Vous prétendez avoir eu pour motivation, en attaquant le forum " Final Fantasy VII" de " JEUXVIDEO.com" et en supprimant la moitié de ses sujets, de démontrer que les systèmes de défense étaient insuffisants et que le racisme et le Flood avaient libre cours.
Dans cette bataille dirigée contre la direction et le personnel de JEUXVIDEO.com, les habitués du forum sinistré ont donc fait office de " victimes civiles" ; ils ont servi d´exemple et pris pour tout le monde.
" Collaborateurs involontaires", voilà le terme que les coupables de l´attaque ont employé.
Je suis désolé, mais je ne vous approuve pas.
Oui, Pissavy n´est pas un saint, et alors ? Qui peut sur cette planète prétendre à la perfection ?
" Dans tout conflit, il y a des victimes innocentes". Faux. Vous jouez la guerre selon les nouvelles règles établis depuis la Première Guerre Mondiale. A savoir : on attaque sans se soucier des conséquences et tant pis pour les populations civiles.
Je suis désolé, mais si des causes telles que la liberté méritent bel et bien qu´on se sacrifie soi-même pour elles(je n´hésiterais pas à mourir pour défendre cela), AUCUNE ne justifie qu´on colle les autres sur l´autel à sa place.
On se sacrifie soi-même à ses idées, on n´a pas le droit moral d´employer les autres pour sauvegarder ses valeurs.
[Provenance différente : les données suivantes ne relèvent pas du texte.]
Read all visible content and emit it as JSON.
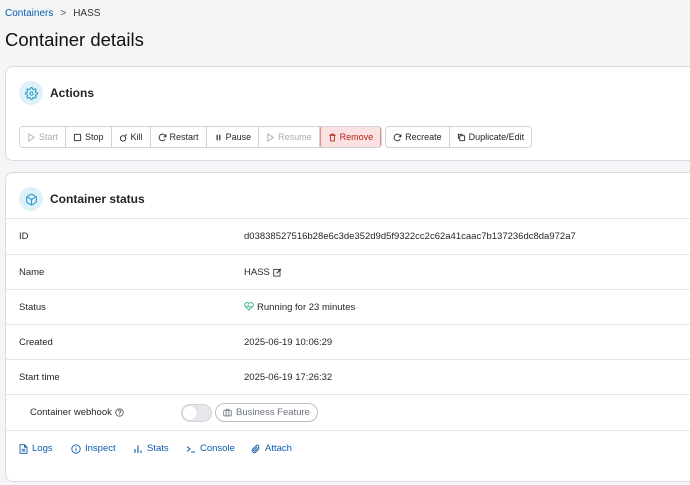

Alors, vous nous avez attaqués parce que c´est le lien de notre Modérateur qui a été divulgué ? De manière totalement arbitraire ? Je crois que l´attaque ciblée aurait été préférable à cette frappe aveugle.
Vous n´avez fait que montrer que vous étiez prêts à sacrifier les personnes même que vous prétendez défendre.
Je ne dis pas que votre cause n´est pas juste. Cependant, vos actes, eux, ne bénéficient d´aucune excuse, et tout juste de votre ire comme circonstance atténuante.
Je n´écris pas cela sous le coup du courroux. Je ne fais qu´exposer mon point de vue, chose qui est, Dieu soit loué, encore permise en ces lieux.